State lawmakers are again considering legislation that would establish a large, development-free buffer zone to protect the Everglades in South Florida.
Prior attempts failed to gain traction in the Legislature. But a batch of proposals in Miami-Dade for construction beyond the county's Urban Development Boundary (UDB) that preserves agricultural and protected lands, including the Everglades, from residential and commercial development may provide extra motivation now.
The measure (SB 1364) would provide that any proposed changes to a local government's comprehensive development plan must undergo Florida's coordinated review process. Under that process, the Florida Department of Environmental Protection would determine whether the changes in question would adversely impact the Everglades Protection Area and, if so, require that they be altered to eliminate the potential harm.
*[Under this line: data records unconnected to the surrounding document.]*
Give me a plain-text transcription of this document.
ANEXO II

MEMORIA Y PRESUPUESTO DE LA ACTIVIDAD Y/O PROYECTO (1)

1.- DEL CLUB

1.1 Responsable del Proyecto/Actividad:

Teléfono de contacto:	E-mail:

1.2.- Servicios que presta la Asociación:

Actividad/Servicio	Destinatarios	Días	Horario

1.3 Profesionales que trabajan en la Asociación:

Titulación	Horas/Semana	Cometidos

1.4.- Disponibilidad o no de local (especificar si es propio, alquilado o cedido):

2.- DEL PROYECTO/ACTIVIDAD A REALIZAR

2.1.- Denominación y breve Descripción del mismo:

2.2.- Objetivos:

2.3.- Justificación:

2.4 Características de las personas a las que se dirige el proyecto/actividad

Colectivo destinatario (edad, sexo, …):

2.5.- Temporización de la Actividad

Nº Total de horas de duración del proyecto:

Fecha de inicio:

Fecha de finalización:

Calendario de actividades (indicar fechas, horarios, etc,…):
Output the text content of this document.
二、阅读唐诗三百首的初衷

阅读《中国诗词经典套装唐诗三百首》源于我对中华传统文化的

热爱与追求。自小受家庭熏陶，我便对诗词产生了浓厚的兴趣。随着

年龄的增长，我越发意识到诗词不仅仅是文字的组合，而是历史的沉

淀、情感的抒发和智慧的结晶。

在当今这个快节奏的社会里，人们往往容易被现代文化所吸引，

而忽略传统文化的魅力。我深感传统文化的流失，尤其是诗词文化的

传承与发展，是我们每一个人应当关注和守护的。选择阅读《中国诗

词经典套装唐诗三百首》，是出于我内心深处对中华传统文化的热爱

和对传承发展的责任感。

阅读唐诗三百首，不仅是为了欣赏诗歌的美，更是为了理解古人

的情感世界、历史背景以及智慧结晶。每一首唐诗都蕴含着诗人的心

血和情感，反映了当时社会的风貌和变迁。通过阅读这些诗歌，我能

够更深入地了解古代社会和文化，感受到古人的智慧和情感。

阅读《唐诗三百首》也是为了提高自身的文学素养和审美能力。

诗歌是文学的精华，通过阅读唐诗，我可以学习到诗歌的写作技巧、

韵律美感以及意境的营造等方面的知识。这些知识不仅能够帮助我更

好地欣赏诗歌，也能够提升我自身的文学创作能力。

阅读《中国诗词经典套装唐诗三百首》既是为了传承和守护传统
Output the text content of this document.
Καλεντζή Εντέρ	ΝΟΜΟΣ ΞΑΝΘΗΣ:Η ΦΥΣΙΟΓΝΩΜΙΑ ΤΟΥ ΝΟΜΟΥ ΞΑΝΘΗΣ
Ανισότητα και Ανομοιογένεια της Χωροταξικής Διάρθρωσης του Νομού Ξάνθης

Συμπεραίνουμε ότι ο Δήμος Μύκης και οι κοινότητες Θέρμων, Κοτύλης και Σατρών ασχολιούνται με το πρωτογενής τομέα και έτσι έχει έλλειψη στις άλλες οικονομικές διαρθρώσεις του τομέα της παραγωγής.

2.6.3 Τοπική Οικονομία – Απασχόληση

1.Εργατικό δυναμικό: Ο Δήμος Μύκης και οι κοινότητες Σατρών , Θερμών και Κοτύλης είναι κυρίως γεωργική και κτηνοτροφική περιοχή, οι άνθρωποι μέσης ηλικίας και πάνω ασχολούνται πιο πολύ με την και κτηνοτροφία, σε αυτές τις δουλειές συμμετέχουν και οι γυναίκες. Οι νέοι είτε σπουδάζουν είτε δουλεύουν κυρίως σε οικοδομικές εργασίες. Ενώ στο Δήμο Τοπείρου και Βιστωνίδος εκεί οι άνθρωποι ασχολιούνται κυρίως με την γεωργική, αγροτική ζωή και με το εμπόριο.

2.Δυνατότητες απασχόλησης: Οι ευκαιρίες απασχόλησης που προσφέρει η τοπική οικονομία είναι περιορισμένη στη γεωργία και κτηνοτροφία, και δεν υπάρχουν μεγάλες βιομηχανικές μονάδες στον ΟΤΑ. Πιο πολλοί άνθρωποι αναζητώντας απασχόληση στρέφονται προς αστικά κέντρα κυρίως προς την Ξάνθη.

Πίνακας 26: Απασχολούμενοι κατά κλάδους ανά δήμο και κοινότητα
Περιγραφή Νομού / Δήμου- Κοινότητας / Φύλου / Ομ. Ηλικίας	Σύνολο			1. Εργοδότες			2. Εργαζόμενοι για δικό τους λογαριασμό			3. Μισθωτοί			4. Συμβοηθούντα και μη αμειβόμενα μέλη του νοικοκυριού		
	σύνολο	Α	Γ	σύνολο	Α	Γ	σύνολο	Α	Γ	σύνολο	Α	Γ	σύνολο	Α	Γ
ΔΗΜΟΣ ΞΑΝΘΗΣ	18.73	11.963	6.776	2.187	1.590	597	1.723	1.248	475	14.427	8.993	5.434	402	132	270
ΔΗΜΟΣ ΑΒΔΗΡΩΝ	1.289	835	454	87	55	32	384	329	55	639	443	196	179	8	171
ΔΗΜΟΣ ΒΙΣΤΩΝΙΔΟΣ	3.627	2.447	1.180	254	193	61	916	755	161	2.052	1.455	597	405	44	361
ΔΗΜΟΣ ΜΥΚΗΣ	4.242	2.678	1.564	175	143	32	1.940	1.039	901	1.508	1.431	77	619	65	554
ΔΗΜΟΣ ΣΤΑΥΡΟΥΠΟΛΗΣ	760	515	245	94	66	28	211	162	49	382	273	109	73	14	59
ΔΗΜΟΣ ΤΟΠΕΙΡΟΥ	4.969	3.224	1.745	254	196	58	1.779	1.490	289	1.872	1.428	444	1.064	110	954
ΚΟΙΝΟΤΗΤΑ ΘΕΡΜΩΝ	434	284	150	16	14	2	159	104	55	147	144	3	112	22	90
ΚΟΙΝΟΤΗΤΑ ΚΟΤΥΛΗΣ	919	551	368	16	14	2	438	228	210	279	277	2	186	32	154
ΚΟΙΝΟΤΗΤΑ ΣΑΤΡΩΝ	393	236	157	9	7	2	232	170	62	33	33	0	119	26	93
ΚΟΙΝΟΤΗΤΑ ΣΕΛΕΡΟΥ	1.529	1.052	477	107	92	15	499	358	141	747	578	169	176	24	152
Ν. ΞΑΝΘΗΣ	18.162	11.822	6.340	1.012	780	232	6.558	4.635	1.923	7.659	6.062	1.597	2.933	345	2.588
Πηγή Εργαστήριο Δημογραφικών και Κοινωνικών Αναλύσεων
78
Passing the bill will "demonstrate our unwavering commitment to safeguarding the Everglades and ensuring its protection for future generations," said Miami Sen. Alexis Calatayud, the bill's sponsor.
Unlike prior iterations of the legislation — including one by Miami Springs Sen. Bryan Ávila that died on the Senate floor last year and a similar House version (HB 723) Coral Gables Rep. Demi Busatta Cabrera is again carrying this year — Calatayud's measure specifically names Broward, Miami-Dade and Monroe counties.
On Tuesday, the Senate Community Affairs Committee voted unanimously to advance SB 1364, which has two more committee stops before reaching a floor vote. Busatta Cabrera's proposal awaits a hearing before the first of three committees to which it was referred.
Human-caused damage to the Everglades has been cataloged for decades. Since the 1960s, phosphorus from farming and stormwater runoff has degraded its water quality, disrupting the natural development of its native flora and fauna.
By the 1990s, the U.S. Environmental Protection Agency estimates more than 40,000 acres of public lands were impacted. Billions of state dollars, including more than $4.5 billion under Gov. Ron DeSantis and $1.1 billion from President Joe Biden's administration, have been earmarked for Florida's famed "River of Grass."
But environmental protection organizations like the Everglades Trust and Sierra Club, both of which signaled support Tuesday for SB 1364, have argued that spending will be for naught if large-scale developments are allowed near or within the protected area.
That includes a since-tabled project called the Kendall Parkway the Tropical Audubon Society, Hold the Line Coalition and Friends of the Everglades sued to stop in 2018 that would have extended State Road 836 by 14 miles over wetlands and into west Miami-Dade.
Another attempt to build on previously protected land succeeded in November 2022, when Miami-Dade Commissioners voted 8-4 to override Mayor Daniella Levine Cava's veto of a 379-acre industrial complex just west of Biscayne Bay by Homestead.
The vote marked the first expansion of the UDB in nearly a decade, and it's since attracted proposals for similar projects. In 2023, developers filed seven applications to build beyond the UDB.
"The floodgates are open," Hold the Line Coalition Director Laura Reynolds told the Miami Herald in November.
Nonprofits fighting the projects in court will encounter greater difficulty doing so from now on due to legislation DeSantis signed in May that, among other things, enables developers to collect attorney costs from unsuccessful plaintiffs.
That raises the stakes for passing or again snubbing Calatayud and Busatta Cabrera's bills, neither of which would alter existing rights for agricultural operations under the Florida Right to Farm Act.
Calatayud said her "door is wide open" to stakeholders, community members and businesses with concerns about SB 1364. The goal, she said, is to "create a policy that makes sense for these communities and that makes sense for Florida and protects our unique-in-the-world Everglades ecosystem."
According to the nonprofit Everglades Law Center, recent studies suggest that if Florida maintains its current development pace, roughly 7 million acres of environmentally vulnerable land — including 2.6 million acres of native habitat equal to the size of Vermont — will be converted to urban use by 2060.